卯羅はプールサイドに腰掛け、脚を水中で遊ばせる太宰の処に向かった。
「脚長いなぁ」
「まずそこなの?もっと褒めるべき処があるだろう?」
「今日のお祭り、行くの?」
「そうだなぁ……人多いだろう?気分次第、かな」
目を逸らして云うのを見て、「誰かと約束しているんだろう」と結論付けた。
「卯羅ぁ゛!無理!!!中也さんに殺される!!!」
腰に何か触ったと思ったら、姉だった。中也に相当厳しくしごかれているようだ。
「なぁに急に。中也はあっちだよ」
「逃げてきたんだよ!!!」
「何故逃げるの?君の彼氏だろうに」
中也と太宰は犬猿の仲と評判だが、太宰と彩もなかなかに噛み合わない。
「卯羅本当にこのひょろひょろと別れないの?」
「あっちの方はぶっといから許して」
「あのねぇ、姉さんそこまで知りたくなかったよ」
自由時間も終わり、更衣室へ向かう。
「ねえ誘えた?」
「誘えたら溺れてないと思うよ」
「だよね……」
「太宰治即オッケーだったでしょ?良いよなー」
「ううん。断られちゃった」
「あーやっぱりか。…ん?え?まって??」
「他にいく人が居るみたいなの」
「はぁ?!マジで?!えっ太宰治、卯羅に手出しといてそれなの?」
「治くんだからね。だから私は、治くんが誰と行くのかなんて気にしてないし、見つけ次第〆る」
「めっちゃ気にしてるじゃん……」
それならクラスの誰かでも誘おう……尾崎姉妹は少しひねくれながら、そう決めた。
一方、教室でも一悶着起こっていた。太宰と中也が尾崎姉妹の誘いを断ったというのは、即座にクラス中に広まった。
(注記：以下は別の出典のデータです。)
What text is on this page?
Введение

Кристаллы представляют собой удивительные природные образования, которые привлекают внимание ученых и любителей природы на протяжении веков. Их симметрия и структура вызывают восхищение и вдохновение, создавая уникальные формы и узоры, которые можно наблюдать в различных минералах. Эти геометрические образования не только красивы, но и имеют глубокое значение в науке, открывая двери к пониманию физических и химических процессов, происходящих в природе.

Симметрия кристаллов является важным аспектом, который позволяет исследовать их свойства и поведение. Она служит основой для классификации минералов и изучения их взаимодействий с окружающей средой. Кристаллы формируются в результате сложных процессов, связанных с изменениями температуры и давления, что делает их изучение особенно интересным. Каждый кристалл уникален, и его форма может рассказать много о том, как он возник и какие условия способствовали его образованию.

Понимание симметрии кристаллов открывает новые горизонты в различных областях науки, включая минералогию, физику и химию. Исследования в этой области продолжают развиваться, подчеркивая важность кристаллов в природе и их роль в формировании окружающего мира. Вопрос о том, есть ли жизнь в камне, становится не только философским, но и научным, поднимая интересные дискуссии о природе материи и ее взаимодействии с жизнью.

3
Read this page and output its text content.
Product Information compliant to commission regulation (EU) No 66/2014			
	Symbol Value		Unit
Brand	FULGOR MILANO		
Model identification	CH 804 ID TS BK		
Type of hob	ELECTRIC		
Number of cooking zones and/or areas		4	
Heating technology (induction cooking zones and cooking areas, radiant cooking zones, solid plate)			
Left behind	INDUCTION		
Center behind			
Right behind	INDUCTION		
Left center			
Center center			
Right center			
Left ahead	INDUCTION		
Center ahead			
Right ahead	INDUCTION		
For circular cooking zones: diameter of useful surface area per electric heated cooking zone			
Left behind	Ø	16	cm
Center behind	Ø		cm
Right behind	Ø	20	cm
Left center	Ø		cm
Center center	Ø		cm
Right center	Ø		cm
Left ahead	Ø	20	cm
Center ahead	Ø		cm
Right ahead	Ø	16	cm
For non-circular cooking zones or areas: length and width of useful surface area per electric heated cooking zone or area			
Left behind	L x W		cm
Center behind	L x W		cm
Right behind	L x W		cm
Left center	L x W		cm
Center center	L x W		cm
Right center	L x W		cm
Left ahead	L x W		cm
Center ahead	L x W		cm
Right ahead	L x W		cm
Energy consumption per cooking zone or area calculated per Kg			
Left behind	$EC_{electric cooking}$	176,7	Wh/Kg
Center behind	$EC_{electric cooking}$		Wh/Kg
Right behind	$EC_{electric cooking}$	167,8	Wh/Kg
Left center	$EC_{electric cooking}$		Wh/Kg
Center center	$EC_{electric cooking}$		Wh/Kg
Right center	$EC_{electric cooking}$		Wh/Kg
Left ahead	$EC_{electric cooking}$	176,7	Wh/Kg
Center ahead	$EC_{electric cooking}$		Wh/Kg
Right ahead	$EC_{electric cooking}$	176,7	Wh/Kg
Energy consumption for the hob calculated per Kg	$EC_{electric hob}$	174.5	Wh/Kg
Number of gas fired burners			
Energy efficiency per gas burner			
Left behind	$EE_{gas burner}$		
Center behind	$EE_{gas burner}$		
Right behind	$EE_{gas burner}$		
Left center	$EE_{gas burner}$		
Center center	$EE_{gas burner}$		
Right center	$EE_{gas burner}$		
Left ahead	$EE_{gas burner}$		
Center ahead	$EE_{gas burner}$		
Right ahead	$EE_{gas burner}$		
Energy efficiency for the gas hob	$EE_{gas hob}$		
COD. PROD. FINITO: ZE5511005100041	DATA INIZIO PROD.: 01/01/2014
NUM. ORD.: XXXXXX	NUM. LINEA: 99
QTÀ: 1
「なんで卯羅からの誘いを全て承諾しなくてはならないの?」
「俺なんかアイツから何も言われてねーし。完全なとばっちりだろこれ」
「デートの誘いだろ?!どう考えても」
「だから?」
其所に、姉妹が戻ってきた。太宰は、卯羅から少し眼を逸らせた。
席について一言。彩が云い放った。